If you've ever worked in an early stage startup, you probably know the concept of a hands-on CEO. A founder who is still involved in most of the aspects of the company, his or her vision is clear, and it's reflected in everything that comes out of the business. It's a great feeling to get a pat on the back by the person who is putting everything he owns on the line to build this business. As companies grow, CEOs inevitably have to remove themselves from the majority of the day to day operations. They suddenly become more involved in general strategy, pitches to investors, and sales conferences. Not that it's a bad thing, it's actually the right thing to do. Arguably the most important skill a manager can develop is the ability to delegate.
Walk the line.
However, the danger in such a process is that employees become disconnected to the person at the helm of the organization they work for. It's a thin line between being a busy CEO and being the kind of CEO you see once during that yearly town hall meeting. That's how things get lost in translation, and people start to get demotivated. That is why your CEO should have an internal blog. Whatever platform you choose to host it on, make sure it's consistent (at least once a month), and that employees have the option to comment on every post. This should be an occasion for your boss to voice his concerns, to celebrate success, to correct alignment on various issues, to reinvigorate the troops. These posts should feel authentic, and deal with issues that are going on at all levels of business.

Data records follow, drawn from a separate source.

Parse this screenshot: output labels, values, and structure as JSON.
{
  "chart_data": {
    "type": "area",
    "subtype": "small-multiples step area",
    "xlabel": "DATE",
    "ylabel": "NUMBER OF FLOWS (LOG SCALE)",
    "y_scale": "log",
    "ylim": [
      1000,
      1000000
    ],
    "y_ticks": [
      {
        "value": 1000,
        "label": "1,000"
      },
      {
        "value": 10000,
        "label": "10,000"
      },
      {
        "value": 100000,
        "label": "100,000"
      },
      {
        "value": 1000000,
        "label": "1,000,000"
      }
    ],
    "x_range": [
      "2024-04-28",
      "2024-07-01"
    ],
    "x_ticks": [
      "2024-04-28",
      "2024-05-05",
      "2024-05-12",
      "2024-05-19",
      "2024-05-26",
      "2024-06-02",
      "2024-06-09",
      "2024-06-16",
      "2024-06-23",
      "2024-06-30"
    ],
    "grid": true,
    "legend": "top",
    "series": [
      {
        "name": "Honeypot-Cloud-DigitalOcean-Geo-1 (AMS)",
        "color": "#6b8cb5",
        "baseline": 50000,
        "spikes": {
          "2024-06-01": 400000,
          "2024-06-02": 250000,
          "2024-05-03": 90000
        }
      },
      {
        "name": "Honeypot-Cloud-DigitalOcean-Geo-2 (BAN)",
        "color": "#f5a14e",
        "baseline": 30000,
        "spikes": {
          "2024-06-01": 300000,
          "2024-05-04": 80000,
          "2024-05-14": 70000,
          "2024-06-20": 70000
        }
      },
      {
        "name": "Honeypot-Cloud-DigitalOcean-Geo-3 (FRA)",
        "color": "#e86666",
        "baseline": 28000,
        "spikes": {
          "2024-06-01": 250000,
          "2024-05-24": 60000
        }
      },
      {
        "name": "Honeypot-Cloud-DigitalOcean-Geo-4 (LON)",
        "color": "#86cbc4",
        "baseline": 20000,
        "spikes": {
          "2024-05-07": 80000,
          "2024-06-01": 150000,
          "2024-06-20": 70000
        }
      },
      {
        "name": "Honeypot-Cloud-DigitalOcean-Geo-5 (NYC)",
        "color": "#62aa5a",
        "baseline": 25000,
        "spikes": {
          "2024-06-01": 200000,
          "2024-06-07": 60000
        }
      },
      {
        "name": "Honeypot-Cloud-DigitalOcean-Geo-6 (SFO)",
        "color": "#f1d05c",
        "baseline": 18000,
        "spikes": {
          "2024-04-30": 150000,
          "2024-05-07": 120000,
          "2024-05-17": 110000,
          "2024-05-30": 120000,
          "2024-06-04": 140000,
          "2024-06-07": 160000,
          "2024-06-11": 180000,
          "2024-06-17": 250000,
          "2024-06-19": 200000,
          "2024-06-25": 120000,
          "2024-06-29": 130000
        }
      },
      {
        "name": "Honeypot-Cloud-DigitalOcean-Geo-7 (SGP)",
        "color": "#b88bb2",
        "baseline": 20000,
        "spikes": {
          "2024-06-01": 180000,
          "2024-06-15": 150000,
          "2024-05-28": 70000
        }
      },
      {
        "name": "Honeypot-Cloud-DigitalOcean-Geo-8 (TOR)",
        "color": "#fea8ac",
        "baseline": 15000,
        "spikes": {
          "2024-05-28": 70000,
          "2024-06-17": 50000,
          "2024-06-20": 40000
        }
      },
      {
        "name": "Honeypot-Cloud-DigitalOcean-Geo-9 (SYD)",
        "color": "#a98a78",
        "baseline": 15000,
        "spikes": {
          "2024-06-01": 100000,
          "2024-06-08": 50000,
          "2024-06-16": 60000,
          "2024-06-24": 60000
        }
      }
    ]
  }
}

The old culture where you listen to the CEO and don't say anything is thankfully starting to go away. Allowing employees to comment on these posts might sound dangerous at first, but you'll realize that people are usually very watchful when their name is tied to any writing. It also allows employees to get the information straight from the source. In some cases that wouldn't be a huge deal, but for a lofty thing like company vision, you want to hear it from the person who came up with it. It's the only way you'll actually get everyone on the same page.
The key here is really about being transparent. I'm not saying you should publish your earnings report to the whole company. However, let them in on the general strategy. Make it more personal than the deck you show to all the investors, put it in words that your workforce will actually understand. Soon you'll hear those words being quoted in meetings, you'll find them in official company communications, the actions of your managers will be more focused. A CEO blog might seem like a tiny step, but it is the beginning of something much bigger. It's the start of a common vocabulary. It gets all the employees thinking the same way, working towards a universal goal. We too often forget it, but that is the true core of a company culture.